Why would 777 Partners basically be trying to run its airlines into the ground? Well, according to an anonymous former 777 Partners employee, it’s all a shell game:
“All these businesses are losing money. Sport? Losing money. Aviation? Losing money. But who is going to take the loss? The joint venture partners. These guys play a shell-game. They claim to be self financed, to have put their own money into it. But they can’t have as much money as they say they have. It’s just not possible. But they don’t need a lot of money. Because what they really do is shunt money around. It’s a giant shell game. The same money is always out there doing something. And they are running it faster and faster.”

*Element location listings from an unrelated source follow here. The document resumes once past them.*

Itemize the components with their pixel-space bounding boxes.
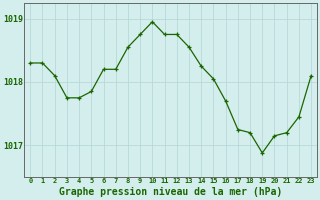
X-axis label: Graphe pression niveau de la mer (hPa): Graphe pression niveau de la mer (hPa) <box>59 187 282 197</box>
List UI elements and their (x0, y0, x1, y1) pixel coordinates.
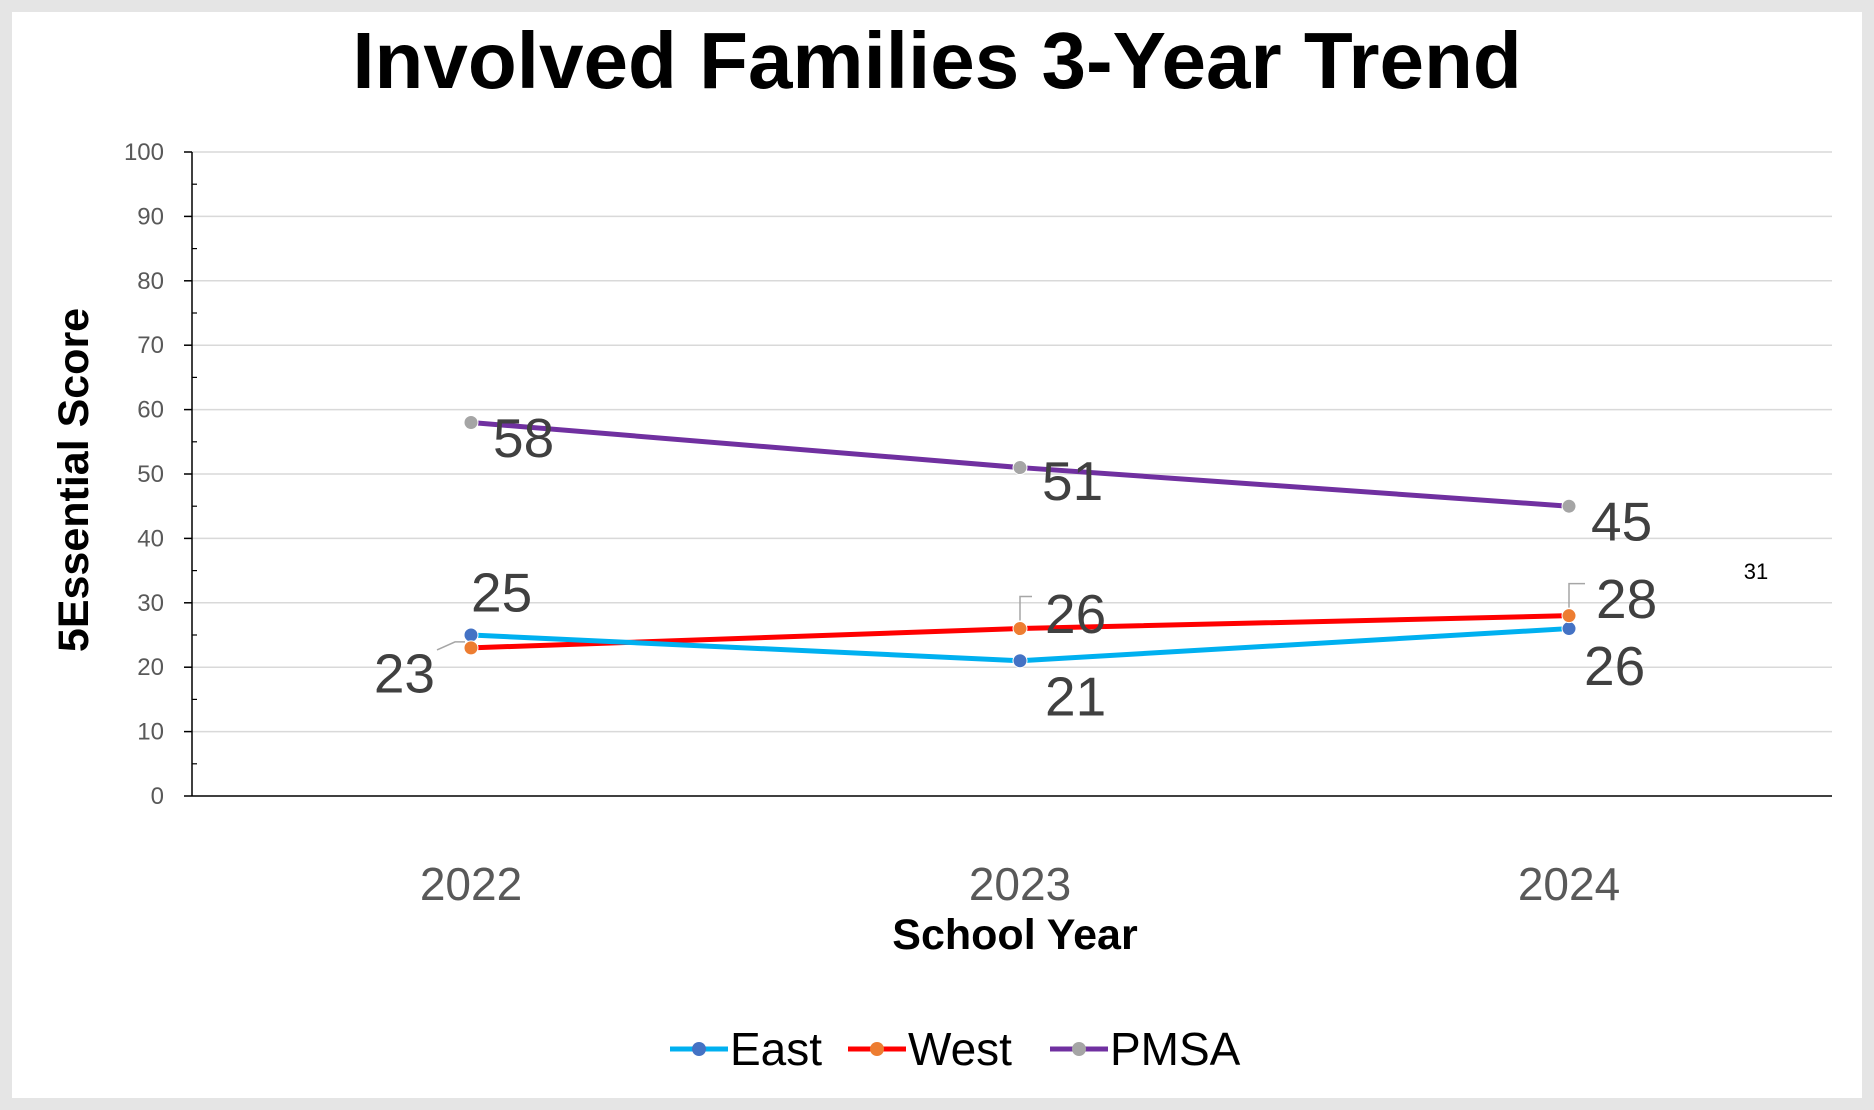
data-point-west (463, 640, 479, 656)
data-label-west: 26 (1045, 583, 1106, 645)
line-chart: Involved Families 3-Year Trend 0 10 20 30 40… (50, 16, 1832, 1075)
legend-marker-west (870, 1042, 884, 1056)
y-tick-label: 0 (151, 783, 164, 810)
gridlines (192, 151, 1832, 733)
y-tick-label: 10 (137, 719, 164, 746)
y-tick-label: 20 (137, 654, 164, 681)
chart-annotation: 31 (1744, 559, 1768, 584)
data-label-west: 23 (374, 642, 435, 704)
y-tick-label: 70 (137, 332, 164, 359)
x-axis-title: School Year (892, 911, 1138, 959)
data-point-pmsa (463, 414, 479, 430)
data-label-east: 21 (1045, 665, 1106, 727)
x-tick-labels: 2022 2023 2024 (420, 858, 1620, 910)
label-leader-lines (436, 582, 1585, 651)
axes (184, 151, 1832, 797)
y-tick-label: 100 (124, 139, 164, 166)
data-point-pmsa (1012, 460, 1028, 476)
legend-label-east: East (730, 1023, 822, 1075)
chart-title: Involved Families 3-Year Trend (352, 16, 1521, 105)
data-point-east (1012, 653, 1028, 669)
y-tick-label: 90 (137, 203, 164, 230)
series-markers (463, 414, 1577, 669)
data-point-east (463, 627, 479, 643)
data-point-west (1561, 608, 1577, 624)
y-tick-label: 80 (137, 268, 164, 295)
x-tick-label: 2023 (969, 858, 1071, 910)
legend-marker-pmsa (1072, 1042, 1086, 1056)
data-label-east: 25 (471, 562, 532, 624)
legend: East West PMSA (670, 1023, 1241, 1075)
x-tick-label: 2024 (1518, 858, 1620, 910)
legend-marker-east (692, 1042, 706, 1056)
y-tick-label: 30 (137, 590, 164, 617)
y-axis-title: 5Essential Score (50, 308, 98, 652)
data-label-pmsa: 58 (493, 407, 554, 469)
data-label-east: 26 (1584, 635, 1645, 697)
leader-line-west-2024 (1568, 582, 1585, 608)
chart-frame: Involved Families 3-Year Trend 0 10 20 30 40… (12, 12, 1862, 1098)
y-tick-label: 60 (137, 397, 164, 424)
legend-label-west: West (908, 1023, 1012, 1075)
y-tick-label: 40 (137, 525, 164, 552)
y-tick-label: 50 (137, 461, 164, 488)
data-label-west: 28 (1596, 568, 1657, 630)
data-point-west (1012, 621, 1028, 637)
y-tick-labels: 0 10 20 30 40 50 60 70 80 90 100 (124, 139, 164, 810)
data-point-east (1561, 621, 1577, 637)
x-tick-label: 2022 (420, 858, 522, 910)
data-label-pmsa: 51 (1042, 450, 1103, 512)
data-point-pmsa (1561, 498, 1577, 514)
leader-line-west-2023 (1019, 595, 1032, 621)
data-label-pmsa: 45 (1591, 491, 1652, 553)
legend-label-pmsa: PMSA (1110, 1023, 1241, 1075)
leader-line-west-2022 (436, 641, 465, 651)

Let me emphasize that these are all just accusations, in some cases from anonymous sources, and in some cases from former employees. But this is only a small piece of the pie, and the story lays out quite a pattern. I’d recommend reading the full story, but just to hit on a few of the other topics mentioned:
- In 2003, the co-founder of 777 Partners, Josh Wander, was arrested when he was 21 years old for drug trafficking, as he opened a package containing 31.2 grams of cocaine being tracked by Drug Task Force agents; he claimed the cocaine was just for him and a friend, and he wasn’t trafficking it
- In 2009, Wander worked at a structured settlements company, but the company’s president ended up suing him, claiming that Wander “misappropriated confidential company information and trade secrets, and otherwise violated the terms of his employment agreement”

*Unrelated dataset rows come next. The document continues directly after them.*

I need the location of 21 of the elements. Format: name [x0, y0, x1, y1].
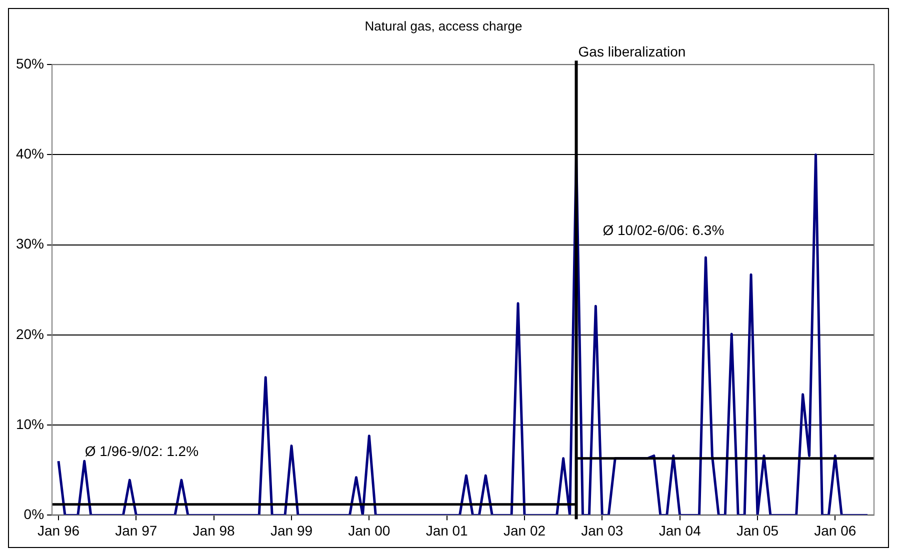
annotation: Ø 1/96-9/02: 1.2%	[84, 442, 199, 459]
y-tick-label: 10%	[16, 416, 44, 432]
y-tick-label: 20%	[16, 326, 44, 342]
x-tick-label: Jan 04	[658, 522, 702, 538]
chart-title: Natural gas, access charge	[364, 18, 522, 34]
x-tick-label: Jan 97	[115, 522, 158, 538]
x-tick-label: Jan 03	[581, 522, 624, 538]
x-tick-label: Jan 99	[270, 522, 313, 538]
y-tick-label: 0%	[24, 506, 44, 522]
x-tick-label: Jan 00	[348, 522, 390, 538]
annotation: Ø 10/02-6/06: 6.3%	[602, 222, 724, 238]
x-tick-label: Jan 98	[192, 522, 236, 538]
ref-line-label: Gas liberalization	[578, 43, 686, 60]
x-tick-label: Jan 05	[736, 522, 779, 538]
x-tick-label: Jan 02	[503, 522, 546, 538]
y-tick-label: 50%	[16, 55, 44, 72]
y-tick-label: 40%	[16, 146, 44, 162]
y-tick-label: 30%	[16, 236, 44, 252]
x-tick-label: Jan 06	[814, 522, 856, 538]
x-tick-label: Jan 01	[426, 522, 468, 538]
x-tick-label: Jan 96	[37, 522, 80, 538]
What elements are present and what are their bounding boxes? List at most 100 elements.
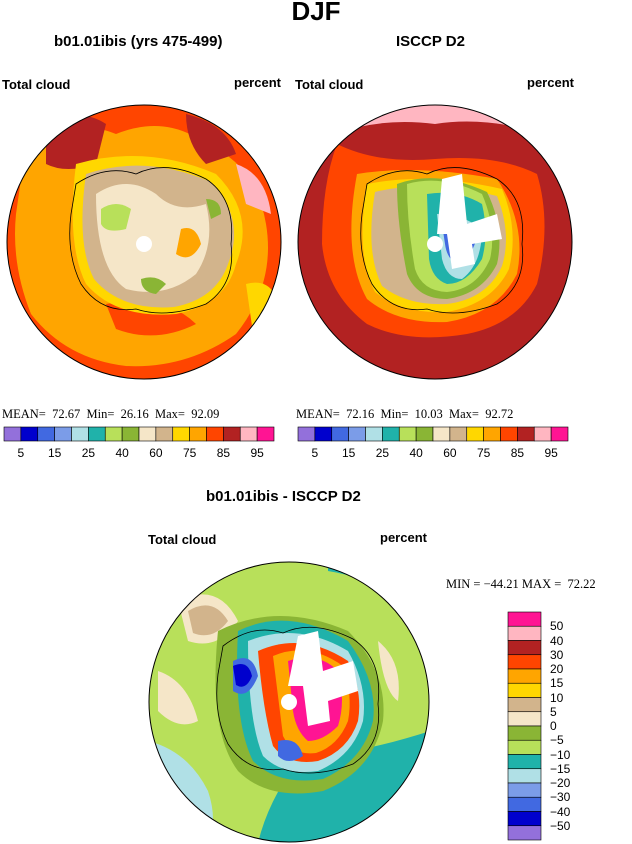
colorbar-swatch — [507, 825, 542, 841]
left-units-label: percent — [234, 75, 281, 90]
colorbar-swatch — [20, 426, 39, 442]
colorbar-swatch — [507, 697, 542, 713]
colorbar-swatch — [550, 426, 569, 442]
colorbar-level-label: 40 — [550, 633, 564, 648]
colorbar-level-label: −30 — [550, 790, 571, 805]
colorbar-tick-label: 15 — [341, 446, 356, 460]
left-min-label: Min= — [86, 407, 115, 421]
right-mean-value: 72.16 — [346, 407, 375, 421]
colorbar-level-label: 0 — [550, 719, 557, 733]
colorbar-swatch — [449, 426, 468, 442]
colorbar-swatch — [507, 811, 542, 827]
colorbar-swatch — [348, 426, 366, 442]
colorbar-tick-label: 95 — [544, 446, 558, 460]
colorbar-tick-label: 60 — [443, 446, 457, 460]
colorbar-swatch — [37, 426, 55, 442]
diff-max-value: 72.22 — [567, 577, 596, 591]
colorbar-swatch — [483, 426, 501, 442]
colorbar-swatch — [507, 754, 542, 770]
left-mean-value: 72.67 — [52, 407, 81, 421]
colorbar-swatch — [88, 426, 106, 442]
colorbar-swatch — [533, 426, 552, 442]
diff-min-label: MIN = — [446, 577, 481, 591]
colorbar-swatch — [314, 426, 333, 442]
colorbar-swatch — [331, 426, 349, 442]
colorbar-swatch — [507, 654, 542, 670]
colorbar-swatch — [155, 426, 174, 442]
diff-stats: MIN = −44.21 MAX = 72.22 — [446, 577, 596, 592]
colorbar-swatch — [432, 426, 451, 442]
right-min-label: Min= — [380, 407, 409, 421]
colorbar-tick-label: 25 — [81, 446, 96, 460]
colorbar-tick-label: 85 — [216, 446, 231, 460]
left-colorbar — [3, 426, 275, 442]
colorbar-swatch — [3, 426, 22, 442]
diff-colorbar-labels: 50 40 30 20 15 10 5 0 −5 −10 −15 −20 −30 −40 −50 — [550, 612, 590, 840]
diff-colorbar — [507, 611, 542, 841]
colorbar-level-label: −15 — [550, 761, 571, 776]
left-stats: MEAN= 72.67 Min= 26.16 Max= 92.09 — [2, 407, 219, 422]
colorbar-level-label: −10 — [550, 747, 571, 762]
colorbar-level-label: 20 — [550, 662, 564, 676]
colorbar-swatch — [138, 426, 157, 442]
left-max-value: 92.09 — [191, 407, 220, 421]
right-variable-label: Total cloud — [295, 77, 364, 92]
right-panel-title: ISCCP D2 — [396, 33, 465, 50]
right-polar-map — [297, 104, 573, 380]
colorbar-tick-label: 60 — [149, 446, 163, 460]
left-colorbar-ticks: 5 15 25 40 60 75 85 95 — [4, 446, 280, 462]
colorbar-tick-label: 5 — [17, 446, 25, 460]
colorbar-swatch — [507, 640, 542, 656]
right-max-label: Max= — [449, 407, 479, 421]
colorbar-swatch — [172, 426, 190, 442]
right-mean-label: MEAN= — [296, 407, 340, 421]
colorbar-swatch — [507, 668, 542, 684]
colorbar-tick-label: 40 — [409, 446, 423, 460]
colorbar-swatch — [507, 711, 542, 727]
colorbar-swatch — [365, 426, 383, 442]
colorbar-tick-label: 15 — [47, 446, 62, 460]
colorbar-swatch — [297, 426, 316, 442]
right-colorbar — [297, 426, 569, 442]
right-colorbar-ticks: 5 15 25 40 60 75 85 95 — [298, 446, 574, 462]
diff-units-label: percent — [380, 530, 427, 545]
right-max-value: 92.72 — [485, 407, 514, 421]
colorbar-swatch — [507, 625, 542, 641]
colorbar-level-label: 10 — [550, 690, 564, 705]
colorbar-swatch — [507, 739, 542, 755]
left-min-value: 26.16 — [120, 407, 149, 421]
colorbar-swatch — [121, 426, 140, 442]
colorbar-swatch — [507, 782, 542, 798]
colorbar-tick-label: 75 — [182, 446, 197, 460]
colorbar-level-label: −40 — [550, 804, 571, 819]
colorbar-swatch — [517, 426, 535, 442]
left-max-label: Max= — [155, 407, 185, 421]
colorbar-tick-label: 75 — [476, 446, 491, 460]
figure-title: DJF — [291, 0, 341, 26]
right-stats: MEAN= 72.16 Min= 10.03 Max= 92.72 — [296, 407, 513, 422]
colorbar-swatch — [382, 426, 400, 442]
diff-panel-title: b01.01ibis - ISCCP D2 — [206, 488, 361, 505]
colorbar-swatch — [415, 426, 434, 442]
colorbar-level-label: −50 — [550, 818, 571, 833]
diff-min-value: −44.21 — [483, 577, 519, 591]
colorbar-tick-label: 85 — [510, 446, 525, 460]
colorbar-level-label: 50 — [550, 619, 564, 634]
colorbar-swatch — [256, 426, 275, 442]
colorbar-swatch — [223, 426, 241, 442]
diff-variable-label: Total cloud — [148, 532, 217, 547]
colorbar-swatch — [507, 682, 542, 698]
colorbar-swatch — [507, 796, 542, 812]
colorbar-tick-label: 25 — [375, 446, 390, 460]
left-variable-label: Total cloud — [2, 77, 71, 92]
colorbar-swatch — [500, 426, 518, 442]
colorbar-tick-label: 40 — [115, 446, 129, 460]
right-units-label: percent — [527, 75, 574, 90]
colorbar-swatch — [54, 426, 72, 442]
colorbar-swatch — [189, 426, 207, 442]
colorbar-level-label: −20 — [550, 776, 571, 790]
right-min-value: 10.03 — [414, 407, 443, 421]
left-mean-label: MEAN= — [2, 407, 46, 421]
colorbar-level-label: 15 — [550, 676, 564, 691]
colorbar-swatch — [507, 725, 542, 741]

- In 2011, the Bellagio Las Vegas gave Wander $78,000 in credit, but had to sue him when he only paid back $5,000 before leaving, something that wasn’t paid back for many years
- In 2013, Amex closed Wander’s Centurion Card and sued him, as he owed over $245,000
- Even to this day unpaid bills seem to be a thing, and in a lawsuit filed in 2022, 777 Partners and some other subsidiary companies are accused of defaulting on a $60 million loan taken out almost 18 months prior
There’s a lot more to this, but I think the above paints a pretty good picture of what’s going on here. I think the company deserves the benefit of the doubt with each of these individual issues, but I also can’t help but feel like where there’s smoke, there’s fire.
If the details contained in the lawsuit about 777 Partners’ investment in Flair are correct (777 Partners is pocketing $10 million on each 777, and is charging 18% interest on loans to its own airlines), then one has to wonder how much longer Flair and Bonza will be in business.
777 Partners owns stakes in Flair and Bonza, two ultra low cost carriers. Flair recently had some 737 MAXs repossessed over lack of payment, which left many of us scratching our heads. It seems that we now have a better sense of what might be going on, and it’s not a great sign of what the future may hold for these airlines.
What do you make of this 777 Partners story?